From across the street, she spotted Sheriff Heath coming out of the Bergen Evening Record’s office. He paused for a minute in front of Mr. Terhune’s shop and looked in the window. There were a few other men admiring whatever was inside. Constance stepped up next to him and saw that it was a motorcycle.
“It looks like a terribly clumsy bicycle,” she said.
“It’s quite a bit more than that,” Sheriff Heath said.
“You’re right. It’s probably noisy, too.”
“I’ll tell Mr. Harley you’re not impressed.”
“Are you planning to take Mrs. Heath to Washington on one of those?”
He turned to her and tipped back the brim of his hat. He had a way of leaning in and squinting at her sometimes, as if he were trying to read small type. “What do you think? Congressman Heath?”
It took her breath away, the way he put his ambition out before her like that.
“I thought Sheriff Heath sounded just fine.”
He shrugged and said, “So did I. But the law says a man can only serve as sheriff for one term in a row. I could run again someday, if Washington won’t have me.”
“Oh, they’ll have you. Why wouldn’t they?”
He turned and they walked together toward the jail. “I’m up against a brick-maker. There’s less to dislike about him.”
“Well, I’d vote for you,” Constance said, although she didn’t like the idea of voting him out of town.
“Then I wish you could,” he said.
“I didn’t think you wanted to go to Washington.”
They passed a barber shop, a druggist, and a hardware store. Every man coming in and out wanted to stop and shake hands with the sheriff. Constance could see him as a politician, making promises and giving speeches. He would miss the crooks, although he might find some in the capital.
After that business concluded, he said, “The local party nominates the best man for every office. They put me up for sheriff and I was glad to have the chance. Now they’ve put me up for Congress. Mrs. Heath believes I can win. She intends to make my campaign a success. I’ll let her run the whole thing if she wants. It’s good to see her taking an interest.”

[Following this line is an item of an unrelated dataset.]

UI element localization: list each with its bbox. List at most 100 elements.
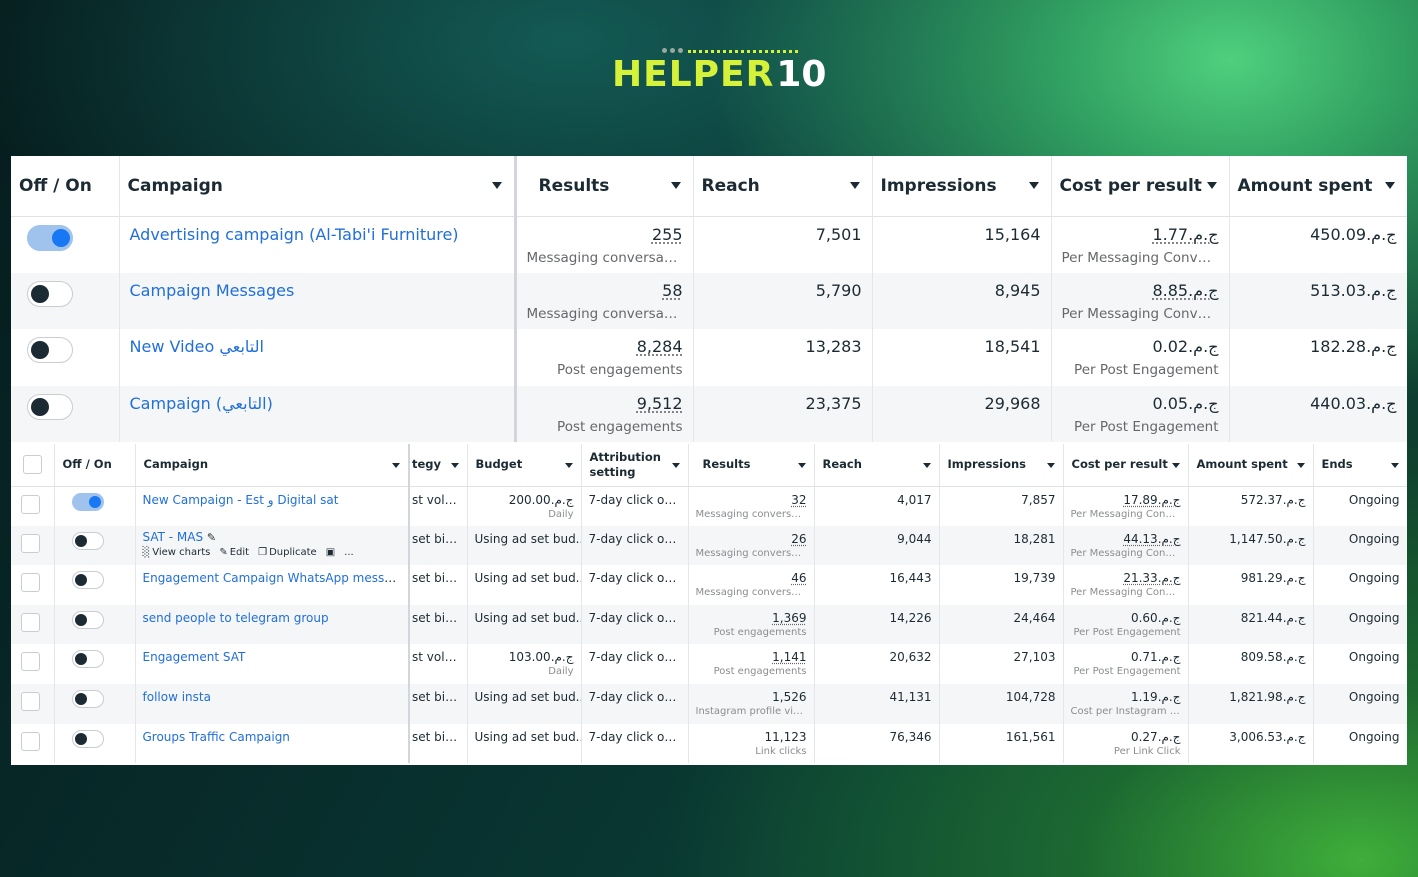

That was as much as Sheriff Heath was going to say about his marriage, but Constance understood. It was better between them when Cordelia could be on his side, and have a cause to rally around. She was miserable living in the sheriff’s quarters, and who could blame her? Of course she preferred a nice home in Washington.
By now they’d reached the jail. She followed Sheriff Heath into his office.
“One of our guards has an aunt in Atlanta,” he said as he settled behind his desk. “You’ve made the papers again.”
Constance groaned and dropped into a chair across from him. “Why would they bother about me all the way down there?” She took the article from him. It had been folded several times, and was heavily marked with underlining and exclamation points by the guard’s aunt, who apparently thought the whole business appalling.
From the very first paragraph, Constance found herself agreeing with the aunt.
Constance the Cop is a real police officer, stout-hearted and daring. She does not hesitate to venture into a physical mixup with the sterner sex in the pursuit of her duty. Also does she operate the “halter hug,” which, though it may sound rather enticing to the imaginative masculine reader, still it has proved to be just as distressingly effective to the culprit as a regular wrestling strangle hold. For Constance’s arms are both lithe and muscular, and while they unquestionably could be shaped to tenderer ends have, nevertheless, the compressive power of steel cables when hardened by the call of duty.
She couldn’t bear to look at another word and tossed the paper back to him. “I feel sorry for Atlanta if it must send all the way to New Jersey for its entertainment.”